Trump, Russia to share information on hacking
Russia, China and the United States have agreed to share “relevant information” about the hacking of Democratic National Committee emails and other files in the run-up to the November 8 presidential election, according to a senior administration official.
The officials, who spoke on the condition of anonymity, did not specify how the information would be shared.
Trump has repeatedly said he will release the information.
But Trump’s transition team and allies have repeatedly insisted that he won’t reveal the full details of the hack, which was widely believed to be orchestrated by the Russian government.
Trump and his team have repeatedly suggested that Russia and/or his campaign colluded to help him win the election.
The official, who is familiar with the discussions, said that Russia has “a lot of information” on the hack that could help bolster the Trump campaign’s case.
The Trump transition team did not immediately respond to a request for comment.
The Russians have been “very aggressive” in pursuing a counterintelligence investigation of the DNC hack, the official said.
In a separate development, the Justice Department is working with the FBI to investigate possible links between Russia and the Trump transition, according a person familiar with those discussions.

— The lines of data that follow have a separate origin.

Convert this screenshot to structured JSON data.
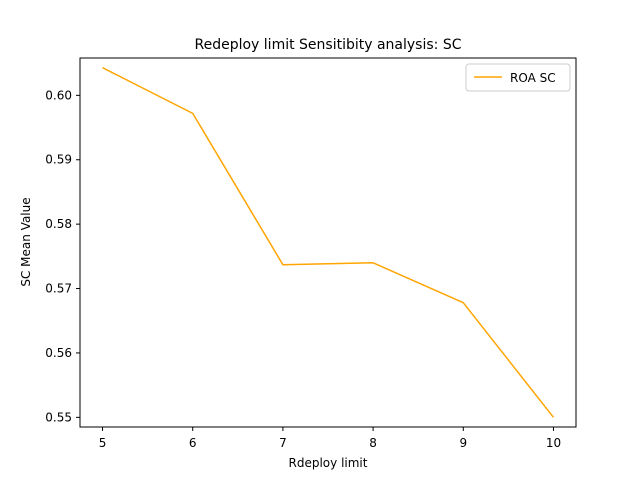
{
  "chart_data": {
    "type": "line",
    "title": "Redeploy limit Sensitibity analysis: SC",
    "xlabel": "Rdeploy limit",
    "ylabel": "SC Mean Value",
    "x": [
      5,
      6,
      7,
      8,
      9,
      10
    ],
    "xticks": [
      "5",
      "6",
      "7",
      "8",
      "9",
      "10"
    ],
    "yticks": [
      "0.55",
      "0.56",
      "0.57",
      "0.58",
      "0.59",
      "0.60"
    ],
    "xlim": [
      4.75,
      10.25
    ],
    "ylim": [
      0.5485,
      0.6058
    ],
    "series": [
      {
        "name": "ROA SC",
        "color": "#ffa500",
        "values": [
          0.6043,
          0.5972,
          0.5737,
          0.574,
          0.5678,
          0.55
        ]
      }
    ],
    "legend": "top-right",
    "grid": false
  }
}
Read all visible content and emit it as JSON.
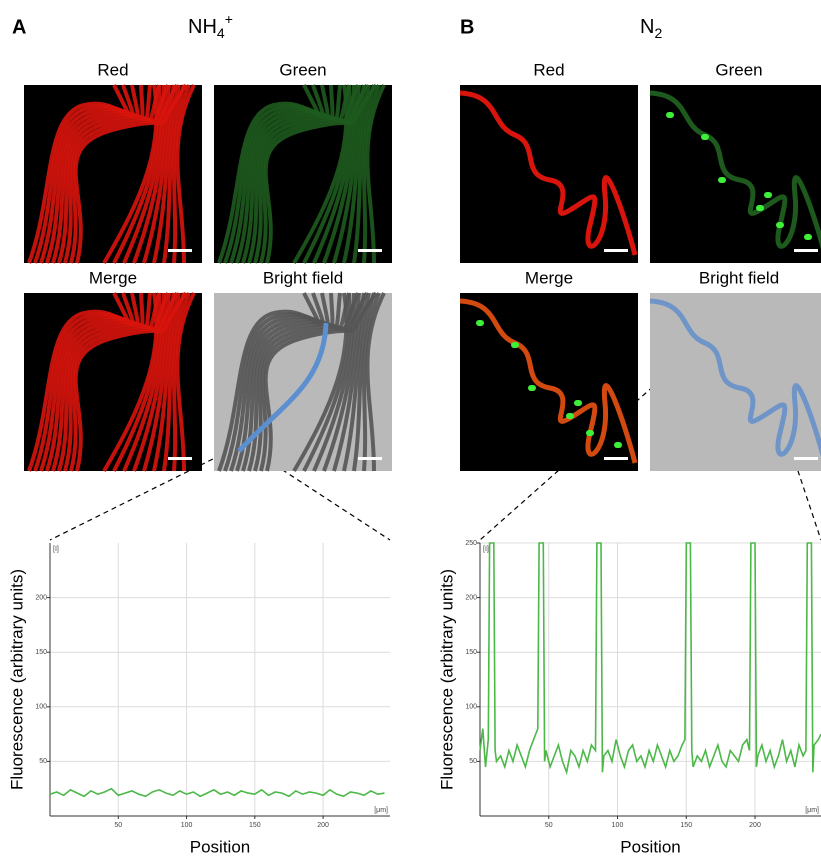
{
  "panels": [
    {
      "label": "A",
      "title": {
        "base": "NH",
        "sub": "4",
        "sup": "+"
      },
      "images": [
        "Red",
        "Green",
        "Merge",
        "Bright field"
      ]
    },
    {
      "label": "B",
      "title": {
        "base": "N",
        "sub": "2"
      },
      "images": [
        "Red",
        "Green",
        "Merge",
        "Bright field"
      ]
    }
  ],
  "chart_data": [
    {
      "type": "line",
      "x_label": "Position",
      "y_label": "Fluorescence (arbitrary units)",
      "x_unit_label": "[μm]",
      "y_unit_label": "[I]",
      "xlim": [
        0,
        249
      ],
      "ylim": [
        0,
        250
      ],
      "xticks": [
        50,
        100,
        150,
        200
      ],
      "yticks": [
        50,
        100,
        150,
        200
      ],
      "grid": true,
      "x": [
        0,
        5,
        10,
        15,
        20,
        25,
        30,
        35,
        40,
        45,
        50,
        55,
        60,
        65,
        70,
        75,
        80,
        85,
        90,
        95,
        100,
        105,
        110,
        115,
        120,
        125,
        130,
        135,
        140,
        145,
        150,
        155,
        160,
        165,
        170,
        175,
        180,
        185,
        190,
        195,
        200,
        205,
        210,
        215,
        220,
        225,
        230,
        235,
        240,
        245
      ],
      "series": [
        {
          "color": "#4cb848",
          "values": [
            20,
            22,
            19,
            24,
            21,
            18,
            23,
            20,
            22,
            25,
            19,
            21,
            23,
            20,
            18,
            22,
            24,
            21,
            19,
            23,
            20,
            22,
            18,
            21,
            24,
            20,
            22,
            19,
            23,
            21,
            20,
            24,
            19,
            22,
            21,
            18,
            23,
            20,
            22,
            21,
            19,
            24,
            20,
            18,
            22,
            21,
            19,
            23,
            20,
            21
          ]
        }
      ]
    },
    {
      "type": "line",
      "x_label": "Position",
      "y_label": "Fluorescence (arbitrary units)",
      "x_unit_label": "[μm]",
      "y_unit_label": "[I]",
      "xlim": [
        0,
        248
      ],
      "ylim": [
        0,
        250
      ],
      "xticks": [
        50,
        100,
        150,
        200
      ],
      "yticks": [
        50,
        100,
        150,
        200,
        250
      ],
      "grid": true,
      "x": [
        0,
        2,
        4,
        6,
        7,
        8,
        10,
        11,
        12,
        15,
        18,
        21,
        24,
        27,
        30,
        33,
        36,
        39,
        42,
        43,
        44,
        46,
        47,
        48,
        51,
        54,
        57,
        60,
        63,
        66,
        69,
        72,
        75,
        78,
        81,
        84,
        85,
        86,
        88,
        89,
        90,
        93,
        96,
        99,
        102,
        105,
        108,
        111,
        114,
        117,
        120,
        123,
        126,
        129,
        132,
        135,
        138,
        141,
        144,
        147,
        149,
        150,
        151,
        153,
        154,
        155,
        158,
        161,
        164,
        167,
        170,
        173,
        176,
        179,
        182,
        185,
        188,
        191,
        194,
        196,
        197,
        198,
        200,
        201,
        202,
        205,
        208,
        211,
        214,
        217,
        220,
        223,
        226,
        229,
        232,
        235,
        237,
        238,
        239,
        241,
        242,
        243,
        246,
        248
      ],
      "series": [
        {
          "color": "#4cb848",
          "values": [
            60,
            80,
            45,
            70,
            250,
            250,
            250,
            60,
            50,
            55,
            45,
            60,
            50,
            65,
            55,
            45,
            60,
            70,
            80,
            250,
            250,
            250,
            50,
            60,
            45,
            55,
            65,
            50,
            40,
            60,
            55,
            45,
            60,
            50,
            65,
            60,
            250,
            250,
            250,
            40,
            55,
            60,
            50,
            70,
            55,
            45,
            60,
            65,
            50,
            55,
            45,
            60,
            50,
            65,
            55,
            45,
            60,
            50,
            55,
            65,
            70,
            250,
            250,
            250,
            60,
            45,
            55,
            50,
            60,
            45,
            55,
            65,
            50,
            45,
            60,
            55,
            50,
            65,
            70,
            60,
            250,
            250,
            250,
            45,
            55,
            65,
            50,
            60,
            45,
            55,
            70,
            50,
            60,
            45,
            65,
            55,
            60,
            250,
            250,
            250,
            40,
            65,
            70,
            75
          ]
        }
      ]
    }
  ]
}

The two investigations are focused on whether the Trump team colluded with Russia during the 2016 election to try to help elect Trump.
The Justice Department has previously said it has evidence that Russia tried to influence the election and that Trump’s campaign team had contacts with Russian operatives.

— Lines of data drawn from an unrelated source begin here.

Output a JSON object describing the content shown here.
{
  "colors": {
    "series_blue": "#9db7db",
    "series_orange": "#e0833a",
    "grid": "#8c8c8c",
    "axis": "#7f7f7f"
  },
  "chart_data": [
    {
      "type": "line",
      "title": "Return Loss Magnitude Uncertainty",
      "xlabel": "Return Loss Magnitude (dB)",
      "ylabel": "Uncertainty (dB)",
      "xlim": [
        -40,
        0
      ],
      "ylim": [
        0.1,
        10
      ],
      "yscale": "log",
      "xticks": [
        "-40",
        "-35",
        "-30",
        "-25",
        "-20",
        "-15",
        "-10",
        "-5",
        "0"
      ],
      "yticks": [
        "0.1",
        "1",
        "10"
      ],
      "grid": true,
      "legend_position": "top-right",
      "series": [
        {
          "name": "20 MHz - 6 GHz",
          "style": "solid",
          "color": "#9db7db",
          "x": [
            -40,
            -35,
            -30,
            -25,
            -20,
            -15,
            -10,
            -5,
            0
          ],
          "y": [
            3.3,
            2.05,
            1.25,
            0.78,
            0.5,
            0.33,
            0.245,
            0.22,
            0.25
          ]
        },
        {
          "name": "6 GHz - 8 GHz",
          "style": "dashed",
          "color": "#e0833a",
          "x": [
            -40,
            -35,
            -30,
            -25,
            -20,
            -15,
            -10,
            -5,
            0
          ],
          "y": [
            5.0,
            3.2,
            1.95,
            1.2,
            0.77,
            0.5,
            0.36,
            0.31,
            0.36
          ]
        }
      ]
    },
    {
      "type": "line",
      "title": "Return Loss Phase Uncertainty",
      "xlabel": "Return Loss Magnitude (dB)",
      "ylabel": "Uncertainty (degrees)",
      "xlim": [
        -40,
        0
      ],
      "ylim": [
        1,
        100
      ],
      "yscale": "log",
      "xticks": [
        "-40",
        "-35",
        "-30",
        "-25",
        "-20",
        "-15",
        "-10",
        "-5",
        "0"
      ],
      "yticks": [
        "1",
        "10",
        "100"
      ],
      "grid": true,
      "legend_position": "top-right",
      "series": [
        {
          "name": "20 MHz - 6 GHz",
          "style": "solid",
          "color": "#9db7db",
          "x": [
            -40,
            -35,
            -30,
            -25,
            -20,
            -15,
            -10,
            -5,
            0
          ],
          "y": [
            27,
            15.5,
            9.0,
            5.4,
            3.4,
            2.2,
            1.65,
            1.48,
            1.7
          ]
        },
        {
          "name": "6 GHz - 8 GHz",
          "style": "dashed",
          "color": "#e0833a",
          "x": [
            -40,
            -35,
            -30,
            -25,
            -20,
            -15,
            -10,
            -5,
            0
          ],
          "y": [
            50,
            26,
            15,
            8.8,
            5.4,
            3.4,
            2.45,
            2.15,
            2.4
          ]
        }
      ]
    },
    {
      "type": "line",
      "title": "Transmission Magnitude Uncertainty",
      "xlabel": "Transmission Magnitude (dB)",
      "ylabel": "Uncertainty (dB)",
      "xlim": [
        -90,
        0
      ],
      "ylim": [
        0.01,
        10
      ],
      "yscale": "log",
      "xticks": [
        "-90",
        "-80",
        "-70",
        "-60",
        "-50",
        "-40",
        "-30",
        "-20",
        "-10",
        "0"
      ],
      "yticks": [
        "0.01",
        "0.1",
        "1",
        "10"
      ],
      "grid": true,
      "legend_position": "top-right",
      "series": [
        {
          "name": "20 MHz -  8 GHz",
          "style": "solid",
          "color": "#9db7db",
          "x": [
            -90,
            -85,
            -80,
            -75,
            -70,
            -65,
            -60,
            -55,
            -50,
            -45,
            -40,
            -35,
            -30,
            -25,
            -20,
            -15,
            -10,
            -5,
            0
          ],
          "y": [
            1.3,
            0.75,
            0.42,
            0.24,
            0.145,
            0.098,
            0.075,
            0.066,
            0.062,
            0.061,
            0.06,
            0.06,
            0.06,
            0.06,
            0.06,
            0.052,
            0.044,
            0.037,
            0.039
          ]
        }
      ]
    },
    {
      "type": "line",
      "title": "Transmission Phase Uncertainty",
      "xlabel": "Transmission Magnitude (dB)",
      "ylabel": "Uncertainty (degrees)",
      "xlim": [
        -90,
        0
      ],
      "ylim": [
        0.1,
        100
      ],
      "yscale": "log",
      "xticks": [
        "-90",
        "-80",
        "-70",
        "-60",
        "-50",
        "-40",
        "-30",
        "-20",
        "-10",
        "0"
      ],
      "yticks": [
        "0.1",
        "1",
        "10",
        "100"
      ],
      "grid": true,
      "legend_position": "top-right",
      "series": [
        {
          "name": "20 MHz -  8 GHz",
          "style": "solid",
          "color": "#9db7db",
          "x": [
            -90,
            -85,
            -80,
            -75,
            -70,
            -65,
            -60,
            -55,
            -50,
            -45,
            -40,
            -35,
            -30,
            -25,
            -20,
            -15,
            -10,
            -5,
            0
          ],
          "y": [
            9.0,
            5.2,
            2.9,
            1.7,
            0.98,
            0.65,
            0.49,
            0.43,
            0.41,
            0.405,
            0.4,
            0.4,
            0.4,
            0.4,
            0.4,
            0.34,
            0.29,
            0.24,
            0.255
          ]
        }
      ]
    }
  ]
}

The White House has dismissed the investigations as a partisan political vendetta by the Democratic Party and some Republicans.
In February, FBI Director Christopher Wray announced that the bureau was launching a counter-intelligence investigation into potential links between the Trump and Russian election interference efforts.
The probe would focus on whether Trump’s associates or supporters colluded in a campaign to interfere with the election or the Russians’ efforts to sway the election, Wray said at the time.
But the president has repeatedly denied any collusion between his campaign and Russia, saying it was all done by himself and his top aides.
The Russian government, which has denied interfering in the election in the 2016, has repeatedly sought to interfere in the U.S. presidential election and has used hacking, propaganda and disinformation campaigns in recent years.
The Kremlin has repeatedly attacked the U:S.
election and its outcome.
The hacking was a “total farce,” and Trump was the victim, said Russian President Vladimir Putin.
In December, Trump’s administration imposed sanctions on Russia for alleged meddling in the elections, saying the move was aimed at isolating Trump.
In July, Trump appointed former FBI Director James Comey to lead the bureau.
Comey has been widely viewed as a Trump antagonist because of his decision to reopen the investigation into Clinton’s use of a private email server during her tenure as secretary of state.